Glasgow's Kelvin Hall, which has enjoyed a varied history as Scottish motor show location, anti-nuclear rally venue and city sports arena, is to find a new role during a major art show.

The seventh edition of the Glasgow International (GI) programme, the biennial festival of contemporary art, will feature around 230 artists with the centrepiece of the programme being at Tramway, which will have housed the Turner Prize exhibition until January.

However two major shows, by Glasgow-based Claire Barclay and Australian Helen Johnson, will take place at Kelvin Hall, which is in the process of being transformed into a new home for the Glasgow University's Hunterian Museum.

Ms Barclay's show will be a site-specific commission in the disused function hall at the front of the building, which is not part of the renovation process, while new paintings by Ms Johnson, presented in association with Glasgow's Mary Mary Gallery, will be hung in the Hall's wood-panelled entrance, in what is her first exhibition in Scotland.

The 2016 GI programme has again be curated by Sarah McCrory who said: "The festival has been programmed to incorporate a careful balance of artists to form a discussion around making, the post-industrial complex and the city.

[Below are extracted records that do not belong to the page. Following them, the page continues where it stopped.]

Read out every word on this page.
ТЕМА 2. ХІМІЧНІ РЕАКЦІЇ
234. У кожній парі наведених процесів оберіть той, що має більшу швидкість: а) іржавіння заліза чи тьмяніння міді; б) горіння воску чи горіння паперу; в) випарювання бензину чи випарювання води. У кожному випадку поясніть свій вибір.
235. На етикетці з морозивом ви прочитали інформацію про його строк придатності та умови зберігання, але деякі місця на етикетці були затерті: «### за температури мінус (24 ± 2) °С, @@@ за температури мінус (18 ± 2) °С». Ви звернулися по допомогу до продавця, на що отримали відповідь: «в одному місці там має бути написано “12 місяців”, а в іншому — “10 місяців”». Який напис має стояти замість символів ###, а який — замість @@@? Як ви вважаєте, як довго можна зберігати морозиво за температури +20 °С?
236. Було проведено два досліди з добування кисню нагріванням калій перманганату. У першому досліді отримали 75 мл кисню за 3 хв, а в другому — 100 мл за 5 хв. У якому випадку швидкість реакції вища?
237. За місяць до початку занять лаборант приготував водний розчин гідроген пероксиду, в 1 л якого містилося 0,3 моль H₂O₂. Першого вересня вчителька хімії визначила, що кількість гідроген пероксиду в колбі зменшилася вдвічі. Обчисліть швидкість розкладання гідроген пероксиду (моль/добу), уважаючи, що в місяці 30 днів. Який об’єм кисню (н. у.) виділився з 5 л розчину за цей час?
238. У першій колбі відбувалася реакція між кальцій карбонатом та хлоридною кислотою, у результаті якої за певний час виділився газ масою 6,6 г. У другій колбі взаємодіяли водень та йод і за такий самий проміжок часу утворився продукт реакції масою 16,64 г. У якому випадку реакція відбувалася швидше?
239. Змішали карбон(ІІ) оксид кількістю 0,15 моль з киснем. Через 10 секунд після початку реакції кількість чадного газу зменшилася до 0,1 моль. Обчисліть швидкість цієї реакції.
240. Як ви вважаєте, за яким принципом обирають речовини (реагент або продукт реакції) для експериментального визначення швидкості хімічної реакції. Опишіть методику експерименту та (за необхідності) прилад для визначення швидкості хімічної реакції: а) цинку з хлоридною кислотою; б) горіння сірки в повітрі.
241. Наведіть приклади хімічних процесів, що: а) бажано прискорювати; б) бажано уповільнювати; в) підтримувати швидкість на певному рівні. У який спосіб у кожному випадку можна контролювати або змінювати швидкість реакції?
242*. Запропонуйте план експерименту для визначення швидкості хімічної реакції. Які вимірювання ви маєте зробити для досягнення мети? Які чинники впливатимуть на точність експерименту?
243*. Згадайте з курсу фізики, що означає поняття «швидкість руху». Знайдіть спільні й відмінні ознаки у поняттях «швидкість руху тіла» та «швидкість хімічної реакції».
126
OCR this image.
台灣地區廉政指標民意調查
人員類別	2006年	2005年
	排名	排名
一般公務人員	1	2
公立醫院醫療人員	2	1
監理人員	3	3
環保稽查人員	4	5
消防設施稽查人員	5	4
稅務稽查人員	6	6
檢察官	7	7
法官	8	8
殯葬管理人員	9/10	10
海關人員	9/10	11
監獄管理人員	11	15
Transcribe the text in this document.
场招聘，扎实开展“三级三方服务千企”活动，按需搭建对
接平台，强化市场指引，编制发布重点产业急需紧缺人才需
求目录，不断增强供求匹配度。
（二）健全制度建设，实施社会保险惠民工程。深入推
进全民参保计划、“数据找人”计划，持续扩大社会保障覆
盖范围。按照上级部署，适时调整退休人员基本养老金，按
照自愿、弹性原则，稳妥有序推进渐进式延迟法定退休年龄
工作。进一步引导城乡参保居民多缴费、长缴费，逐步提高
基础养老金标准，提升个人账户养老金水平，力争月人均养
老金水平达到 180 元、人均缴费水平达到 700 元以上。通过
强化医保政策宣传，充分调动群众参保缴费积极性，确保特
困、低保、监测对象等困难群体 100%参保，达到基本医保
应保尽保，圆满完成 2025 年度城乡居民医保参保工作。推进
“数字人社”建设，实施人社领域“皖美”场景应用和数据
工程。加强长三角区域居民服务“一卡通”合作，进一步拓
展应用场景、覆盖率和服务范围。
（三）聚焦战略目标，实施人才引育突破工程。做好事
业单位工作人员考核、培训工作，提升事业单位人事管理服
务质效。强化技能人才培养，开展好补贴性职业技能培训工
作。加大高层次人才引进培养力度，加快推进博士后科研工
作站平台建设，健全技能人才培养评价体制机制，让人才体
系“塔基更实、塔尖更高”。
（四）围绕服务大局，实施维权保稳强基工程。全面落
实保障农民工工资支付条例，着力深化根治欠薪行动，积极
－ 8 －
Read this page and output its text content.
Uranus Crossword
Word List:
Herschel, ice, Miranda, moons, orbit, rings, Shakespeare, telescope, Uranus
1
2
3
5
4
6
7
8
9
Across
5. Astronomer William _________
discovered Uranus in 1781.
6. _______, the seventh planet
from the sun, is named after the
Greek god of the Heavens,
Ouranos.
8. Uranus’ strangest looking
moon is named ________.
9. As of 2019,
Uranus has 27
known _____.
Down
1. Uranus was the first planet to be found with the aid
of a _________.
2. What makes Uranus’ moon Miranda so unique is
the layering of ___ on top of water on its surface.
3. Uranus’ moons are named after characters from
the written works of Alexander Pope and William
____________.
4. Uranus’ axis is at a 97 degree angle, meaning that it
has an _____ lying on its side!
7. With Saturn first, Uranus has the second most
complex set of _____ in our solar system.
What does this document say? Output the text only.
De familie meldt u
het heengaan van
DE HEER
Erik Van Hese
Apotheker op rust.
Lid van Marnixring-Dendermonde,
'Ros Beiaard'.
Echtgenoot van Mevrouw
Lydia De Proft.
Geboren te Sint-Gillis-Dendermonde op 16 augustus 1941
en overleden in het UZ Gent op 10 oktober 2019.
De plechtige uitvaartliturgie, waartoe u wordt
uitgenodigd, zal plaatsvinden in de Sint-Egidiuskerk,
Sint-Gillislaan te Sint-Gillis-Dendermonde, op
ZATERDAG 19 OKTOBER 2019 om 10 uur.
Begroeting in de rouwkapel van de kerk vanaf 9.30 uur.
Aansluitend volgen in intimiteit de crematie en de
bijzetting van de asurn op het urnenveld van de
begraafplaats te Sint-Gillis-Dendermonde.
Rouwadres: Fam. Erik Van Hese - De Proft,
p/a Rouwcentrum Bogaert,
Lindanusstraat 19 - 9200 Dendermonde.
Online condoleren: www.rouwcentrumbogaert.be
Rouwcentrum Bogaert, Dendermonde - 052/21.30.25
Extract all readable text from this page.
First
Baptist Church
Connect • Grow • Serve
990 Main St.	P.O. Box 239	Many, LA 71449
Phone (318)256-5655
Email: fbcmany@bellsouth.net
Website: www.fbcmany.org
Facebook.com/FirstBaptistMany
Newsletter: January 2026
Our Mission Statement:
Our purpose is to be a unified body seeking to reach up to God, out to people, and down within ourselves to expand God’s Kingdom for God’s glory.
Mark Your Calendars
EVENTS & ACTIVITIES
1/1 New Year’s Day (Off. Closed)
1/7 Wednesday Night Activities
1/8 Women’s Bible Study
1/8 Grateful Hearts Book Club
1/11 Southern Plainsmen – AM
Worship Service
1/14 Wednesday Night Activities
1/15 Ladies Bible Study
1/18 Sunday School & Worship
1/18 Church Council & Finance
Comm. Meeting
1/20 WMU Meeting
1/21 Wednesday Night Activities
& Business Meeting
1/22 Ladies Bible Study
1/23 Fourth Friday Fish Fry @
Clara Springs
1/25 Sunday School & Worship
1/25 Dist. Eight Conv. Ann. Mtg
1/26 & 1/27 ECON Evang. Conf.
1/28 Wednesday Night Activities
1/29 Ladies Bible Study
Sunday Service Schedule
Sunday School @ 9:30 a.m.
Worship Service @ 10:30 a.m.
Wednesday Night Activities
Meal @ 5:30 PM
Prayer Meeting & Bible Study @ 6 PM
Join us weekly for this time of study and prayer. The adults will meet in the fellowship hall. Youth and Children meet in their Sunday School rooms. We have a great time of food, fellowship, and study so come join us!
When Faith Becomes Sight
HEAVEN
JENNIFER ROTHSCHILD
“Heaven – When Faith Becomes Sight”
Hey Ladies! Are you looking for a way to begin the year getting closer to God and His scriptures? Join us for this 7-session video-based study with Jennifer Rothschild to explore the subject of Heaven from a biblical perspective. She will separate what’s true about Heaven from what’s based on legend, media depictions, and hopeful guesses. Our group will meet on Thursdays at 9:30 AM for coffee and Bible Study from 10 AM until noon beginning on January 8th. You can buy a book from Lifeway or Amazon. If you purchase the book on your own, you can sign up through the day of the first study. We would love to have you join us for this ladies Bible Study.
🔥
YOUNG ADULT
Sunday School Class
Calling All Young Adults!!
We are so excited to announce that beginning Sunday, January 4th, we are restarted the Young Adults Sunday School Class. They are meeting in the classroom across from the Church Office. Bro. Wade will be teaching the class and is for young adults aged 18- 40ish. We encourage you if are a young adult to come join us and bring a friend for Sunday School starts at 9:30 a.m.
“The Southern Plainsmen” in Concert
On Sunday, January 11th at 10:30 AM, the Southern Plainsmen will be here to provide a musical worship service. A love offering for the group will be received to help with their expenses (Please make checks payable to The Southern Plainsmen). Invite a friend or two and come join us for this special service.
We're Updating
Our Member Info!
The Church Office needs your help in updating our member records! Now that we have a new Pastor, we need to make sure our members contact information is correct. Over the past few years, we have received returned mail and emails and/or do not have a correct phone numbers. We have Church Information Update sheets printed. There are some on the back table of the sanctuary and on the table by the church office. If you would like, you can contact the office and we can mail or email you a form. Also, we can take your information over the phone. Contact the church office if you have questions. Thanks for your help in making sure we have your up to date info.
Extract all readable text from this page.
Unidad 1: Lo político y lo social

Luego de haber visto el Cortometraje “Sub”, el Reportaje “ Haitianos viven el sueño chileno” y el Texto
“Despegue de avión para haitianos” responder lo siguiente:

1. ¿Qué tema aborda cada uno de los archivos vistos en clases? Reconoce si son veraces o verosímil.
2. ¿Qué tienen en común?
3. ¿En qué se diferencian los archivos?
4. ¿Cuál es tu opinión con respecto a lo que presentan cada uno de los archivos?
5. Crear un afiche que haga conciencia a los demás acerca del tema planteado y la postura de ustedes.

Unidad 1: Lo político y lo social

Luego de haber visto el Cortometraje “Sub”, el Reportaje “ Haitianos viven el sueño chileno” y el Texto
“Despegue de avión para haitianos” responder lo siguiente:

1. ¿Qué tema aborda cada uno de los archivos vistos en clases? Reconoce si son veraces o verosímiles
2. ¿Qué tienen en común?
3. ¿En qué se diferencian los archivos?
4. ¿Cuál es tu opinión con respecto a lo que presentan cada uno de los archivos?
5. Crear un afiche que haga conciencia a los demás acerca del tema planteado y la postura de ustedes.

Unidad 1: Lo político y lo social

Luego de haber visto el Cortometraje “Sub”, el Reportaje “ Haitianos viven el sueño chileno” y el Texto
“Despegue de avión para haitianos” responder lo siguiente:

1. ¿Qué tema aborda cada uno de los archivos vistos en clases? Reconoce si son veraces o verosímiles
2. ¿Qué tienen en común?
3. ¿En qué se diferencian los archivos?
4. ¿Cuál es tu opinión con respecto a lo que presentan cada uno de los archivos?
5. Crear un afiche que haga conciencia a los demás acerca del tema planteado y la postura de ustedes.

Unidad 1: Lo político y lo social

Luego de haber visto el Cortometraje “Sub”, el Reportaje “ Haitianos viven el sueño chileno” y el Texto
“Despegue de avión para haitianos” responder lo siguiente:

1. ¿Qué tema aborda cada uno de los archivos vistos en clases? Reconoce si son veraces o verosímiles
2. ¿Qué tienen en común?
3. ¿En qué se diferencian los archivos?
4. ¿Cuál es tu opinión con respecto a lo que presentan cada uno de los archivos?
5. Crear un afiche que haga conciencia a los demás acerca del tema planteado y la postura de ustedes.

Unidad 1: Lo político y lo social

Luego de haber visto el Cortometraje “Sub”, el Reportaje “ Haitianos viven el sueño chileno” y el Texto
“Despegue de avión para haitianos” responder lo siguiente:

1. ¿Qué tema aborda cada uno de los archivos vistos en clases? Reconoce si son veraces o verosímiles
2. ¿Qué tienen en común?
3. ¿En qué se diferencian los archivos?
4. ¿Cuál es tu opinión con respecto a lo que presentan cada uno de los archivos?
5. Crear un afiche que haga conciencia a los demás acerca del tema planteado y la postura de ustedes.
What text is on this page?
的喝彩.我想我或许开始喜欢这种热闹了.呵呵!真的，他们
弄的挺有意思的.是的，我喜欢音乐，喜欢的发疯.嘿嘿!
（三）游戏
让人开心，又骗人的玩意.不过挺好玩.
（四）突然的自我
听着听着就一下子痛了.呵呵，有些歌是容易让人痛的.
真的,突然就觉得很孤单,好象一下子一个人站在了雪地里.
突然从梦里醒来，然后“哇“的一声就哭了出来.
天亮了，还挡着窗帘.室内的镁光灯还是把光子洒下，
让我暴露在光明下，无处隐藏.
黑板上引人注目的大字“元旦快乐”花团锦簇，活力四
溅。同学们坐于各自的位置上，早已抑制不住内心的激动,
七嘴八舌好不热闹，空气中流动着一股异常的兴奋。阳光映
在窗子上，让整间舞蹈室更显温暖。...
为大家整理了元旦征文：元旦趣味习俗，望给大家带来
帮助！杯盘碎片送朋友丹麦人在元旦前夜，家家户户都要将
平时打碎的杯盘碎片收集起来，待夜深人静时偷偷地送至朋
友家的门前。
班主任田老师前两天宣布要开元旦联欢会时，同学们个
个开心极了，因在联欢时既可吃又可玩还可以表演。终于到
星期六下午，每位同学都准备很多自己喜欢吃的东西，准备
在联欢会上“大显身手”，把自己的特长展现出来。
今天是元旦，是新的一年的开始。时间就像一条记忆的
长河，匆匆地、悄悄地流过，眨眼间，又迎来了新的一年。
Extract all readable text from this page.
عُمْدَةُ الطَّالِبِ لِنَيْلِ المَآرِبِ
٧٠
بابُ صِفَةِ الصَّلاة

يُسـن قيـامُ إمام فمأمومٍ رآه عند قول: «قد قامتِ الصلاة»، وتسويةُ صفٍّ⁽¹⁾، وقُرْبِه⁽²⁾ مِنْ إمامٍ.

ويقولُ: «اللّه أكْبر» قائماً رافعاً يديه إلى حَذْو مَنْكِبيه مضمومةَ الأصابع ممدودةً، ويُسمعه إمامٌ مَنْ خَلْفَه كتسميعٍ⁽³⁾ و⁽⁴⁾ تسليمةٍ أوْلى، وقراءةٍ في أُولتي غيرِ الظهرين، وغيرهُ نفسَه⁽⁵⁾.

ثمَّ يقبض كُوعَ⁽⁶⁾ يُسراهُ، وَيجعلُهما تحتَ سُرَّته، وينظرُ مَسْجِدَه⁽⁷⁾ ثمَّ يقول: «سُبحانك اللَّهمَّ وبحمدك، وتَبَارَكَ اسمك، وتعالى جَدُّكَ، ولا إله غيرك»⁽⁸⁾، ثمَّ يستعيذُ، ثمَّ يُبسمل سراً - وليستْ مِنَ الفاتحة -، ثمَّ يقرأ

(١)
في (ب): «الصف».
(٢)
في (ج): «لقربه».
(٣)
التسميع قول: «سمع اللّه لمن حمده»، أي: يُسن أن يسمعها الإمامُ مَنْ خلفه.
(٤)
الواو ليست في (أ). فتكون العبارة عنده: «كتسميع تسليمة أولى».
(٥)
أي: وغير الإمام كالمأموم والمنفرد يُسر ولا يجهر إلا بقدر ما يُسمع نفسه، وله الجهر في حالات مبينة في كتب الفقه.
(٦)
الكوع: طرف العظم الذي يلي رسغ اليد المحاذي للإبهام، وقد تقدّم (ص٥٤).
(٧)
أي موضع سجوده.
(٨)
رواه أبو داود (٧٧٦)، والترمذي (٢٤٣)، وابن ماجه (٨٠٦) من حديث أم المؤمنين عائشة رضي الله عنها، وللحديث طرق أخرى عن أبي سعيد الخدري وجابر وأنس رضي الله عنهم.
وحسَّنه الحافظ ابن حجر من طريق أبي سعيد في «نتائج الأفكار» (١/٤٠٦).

The importance of the wealth of artistic talent in Glasgow both emerging and established is well represented, alongside exceptional international artists."

The director will work with Scottish winner of the 2011 Turner Prize Martin Boyce on an element of the group show at Tramway which echoes that building's former purpose as a tram depot and then transport museum in matching Glasgow's industrial heritage with its current status as a cultural centre. The process of making in craft and industrial production features in the contrasting work of Argentinian Mika Rottenberg and 81-year-old American textile artist Sheila Hicks.

GI will run from April 8 to 25, 2016 and will also occupy Glasgow's Gallery of Modern Art (GoMA), with multi-media work by German artist Cosima von Bonin and British artist Tessa Lynch, and will also feature Turner Prize winner Simon Starling and shortlisted Jim Lambie. Work will be seen in empty retail units in Sauchiehall Street's Savoy Centre and at the Roller Stop Roller Rink in Kinning Park.